Thoughts, lessons, and theology from an eclectic witch from a varied background.

Thursday, January 3, 2019

On the 10th day of Nativity my true love gave to me...

A cold.

Pretty much the entirety of Nativity this year has been quiet and not terribly festive. The kids have been sick. Beloved has been sick. And now I have a cold. On the other hand, everyone loved their gifts that I gave them and the kids still had a good time despite having the flu last week. Beloved is fully recovered from it and back at work. I am optimistic that by the time Distaff day rolls around next week, I'll be over this cold.

I made plans to rest for Nativity. Take some time off and relax. It turned into the sort of rest you get when the four of swords pops up in your tarot reading instead of the rest that comes when you get the ten of cups. It makes me curious if this is an omen of how the coming year is going to fare. I make plans and those plans come to fruition but not in the way I anticipated.

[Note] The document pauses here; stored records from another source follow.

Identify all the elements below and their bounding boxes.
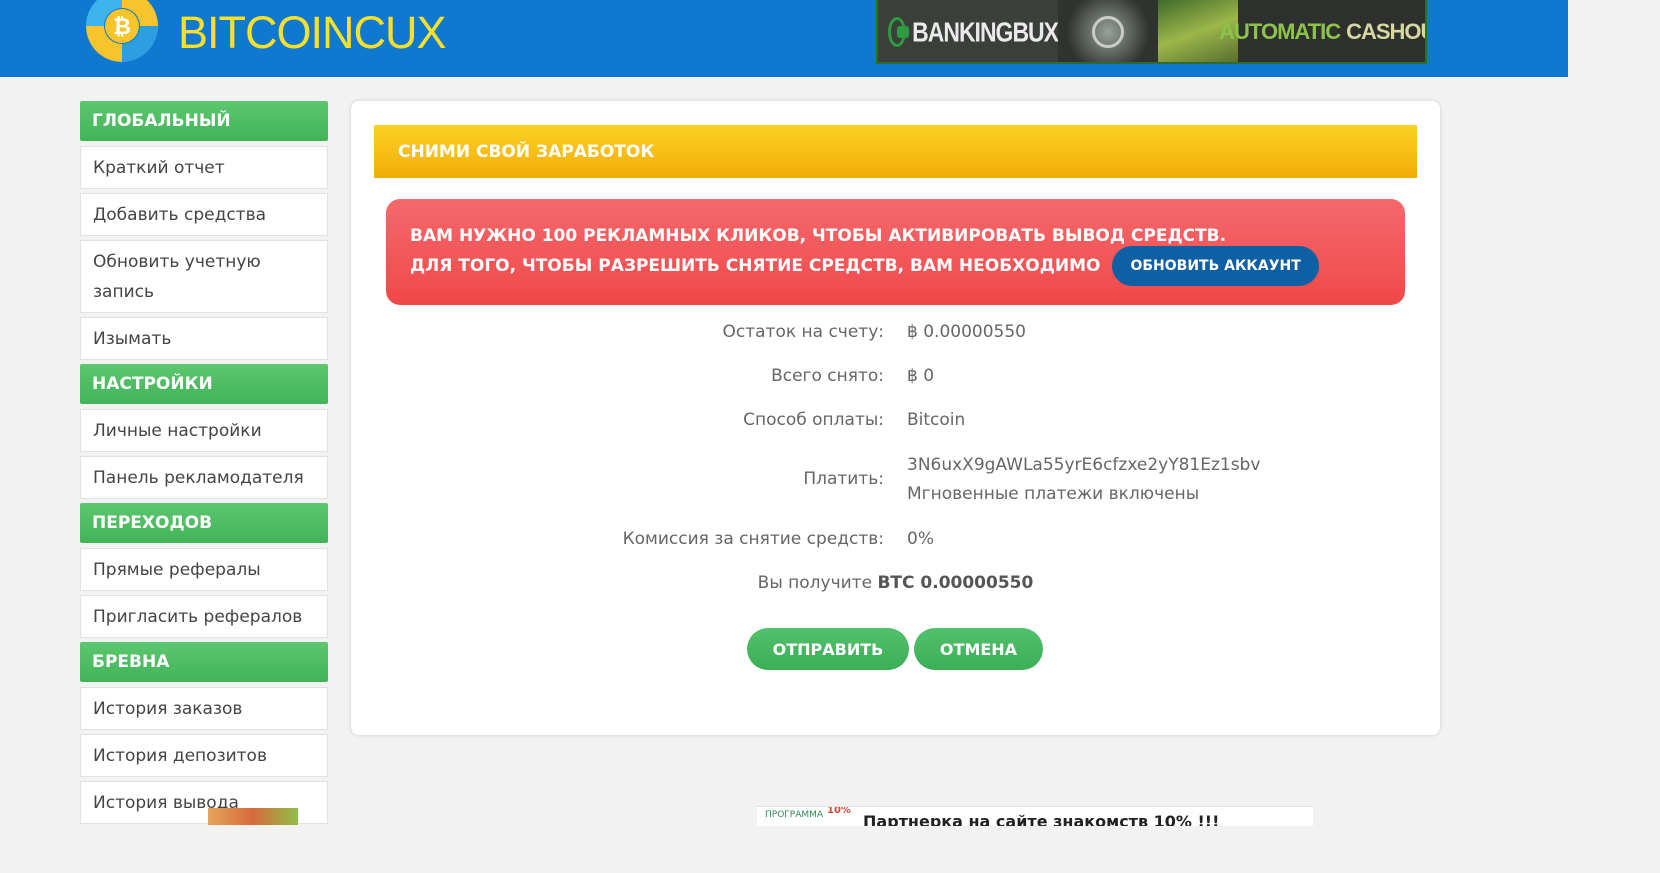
- sidebar-item-deposit-history[interactable]: История депозитов: [80, 734, 328, 777]
- upgrade-account-button[interactable]: ОБНОВИТЬ АККАУНТ: [1112, 246, 1319, 286]
- banner-logo-icon: [888, 17, 910, 47]
- pay-to-row: Платить: 3N6uxX9gAWLa55yrE6cfzxe2yY81Ez1…: [351, 455, 1440, 515]
- pay-to-label: Платить:: [803, 469, 884, 489]
- sidebar-item-invite-referrals[interactable]: Пригласить рефералов: [80, 595, 328, 638]
- sidebar-item-summary[interactable]: Краткий отчет: [80, 146, 328, 189]
- banner-cashout-text: AUTOMATIC CASHOUT: [1219, 0, 1425, 62]
- fee-value: 0%: [907, 529, 934, 549]
- withdrawn-value: ฿ 0: [907, 366, 935, 386]
- sidebar-section-logs: БРЕВНА: [80, 642, 328, 682]
- receive-amount: Вы получите BTC 0.00000550: [351, 573, 1440, 593]
- cancel-button[interactable]: ОТМЕНА: [914, 628, 1043, 670]
- ad-text: Партнерка на сайте знакомств 10% !!!: [863, 812, 1220, 826]
- banner-cashout-word-2: CASHOUT: [1346, 19, 1425, 44]
- sidebar-item-direct-referrals[interactable]: Прямые рефералы: [80, 548, 328, 591]
- banner-brand-text: BANKINGBUX: [912, 15, 1059, 47]
- balance-value: ฿ 0.00000550: [907, 322, 1026, 342]
- payment-method-value: Bitcoin: [907, 410, 966, 430]
- page-title: СНИМИ СВОЙ ЗАРАБОТОК: [374, 125, 1417, 178]
- receive-label: Вы получите: [757, 573, 873, 593]
- banner-cashout-word-1: AUTOMATIC: [1219, 19, 1341, 44]
- wallet-address: 3N6uxX9gAWLa55yrE6cfzxe2yY81Ez1sbv: [907, 455, 1261, 475]
- sidebar-item-personal-settings[interactable]: Личные настройки: [80, 409, 328, 452]
- withdraw-requirement-alert: ВАМ НУЖНО 100 РЕКЛАМНЫХ КЛИКОВ, ЧТОБЫ АК…: [386, 199, 1405, 305]
- ad-percent-label: 10%: [827, 806, 851, 816]
- sidebar-section-global: ГЛОБАЛЬНЫЙ: [80, 101, 328, 141]
- sidebar-section-settings: НАСТРОЙКИ: [80, 364, 328, 404]
- bottom-ad-image[interactable]: [208, 808, 298, 825]
- sidebar-item-upgrade-account[interactable]: Обновить учетную запись: [80, 240, 328, 313]
- vault-image: [1058, 0, 1158, 62]
- site-logo[interactable]: ₿ BITCOINCUX: [82, 0, 447, 66]
- fee-label: Комиссия за снятие средств:: [622, 529, 884, 549]
- alert-line-2-row: ДЛЯ ТОГО, ЧТОБЫ РАЗРЕШИТЬ СНЯТИЕ СРЕДСТВ…: [410, 246, 1405, 286]
- bottom-ad-banner[interactable]: ПРОГРАММА 10% Партнерка на сайте знакомс…: [757, 806, 1313, 826]
- balance-label: Остаток на счету:: [722, 322, 885, 342]
- payment-method-label: Способ оплаты:: [743, 410, 884, 430]
- alert-line-2: ДЛЯ ТОГО, ЧТОБЫ РАЗРЕШИТЬ СНЯТИЕ СРЕДСТВ…: [410, 256, 1101, 276]
- bankingbux-banner-ad[interactable]: BANKINGBUX AUTOMATIC CASHOUT: [876, 0, 1427, 64]
- sidebar-item-add-funds[interactable]: Добавить средства: [80, 193, 328, 236]
- banner-brand: BANKINGBUX: [878, 0, 1059, 62]
- action-buttons: ОТПРАВИТЬ ОТМЕНА: [747, 628, 1043, 670]
- sidebar-item-advertiser-panel[interactable]: Панель рекламодателя: [80, 456, 328, 499]
- submit-button[interactable]: ОТПРАВИТЬ: [747, 628, 909, 670]
- receive-value: BTC 0.00000550: [877, 573, 1034, 593]
- logo-text: BITCOINCUX: [178, 7, 447, 58]
- sidebar: ГЛОБАЛЬНЫЙ Краткий отчет Добавить средст…: [80, 101, 328, 828]
- instant-payments-note: Мгновенные платежи включены: [907, 484, 1200, 504]
- ad-program-label: ПРОГРАММА: [765, 810, 824, 820]
- sidebar-section-referrals: ПЕРЕХОДОВ: [80, 503, 328, 543]
- svg-text:₿: ₿: [113, 15, 131, 40]
- bitcoin-logo-icon: ₿: [82, 0, 162, 66]
- withdraw-card: СНИМИ СВОЙ ЗАРАБОТОК ВАМ НУЖНО 100 РЕКЛА…: [351, 101, 1440, 735]
- withdrawn-label: Всего снято:: [771, 366, 884, 386]
- sidebar-item-order-history[interactable]: История заказов: [80, 687, 328, 730]
- sidebar-item-withdraw[interactable]: Изымать: [80, 317, 328, 360]
- top-header: ₿ BITCOINCUX BANKINGBUX AUTOMATIC CASHOU…: [0, 0, 1568, 77]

Also, I have learned something about myself. I have no idea how to relax. I've been half stir crazy because I'm not knitting or making something. I put away all of my project books. I am only doing little tiny things like washcloths that I can finish in a day because they lower my stress levels. I finished all of my unfinished projects from last year right before Nativity. So I have nothing to finish. It's driving me bonkers. I'm making myself wait until Distaff day to start spinning again or to start planning out birthday and Yule presents.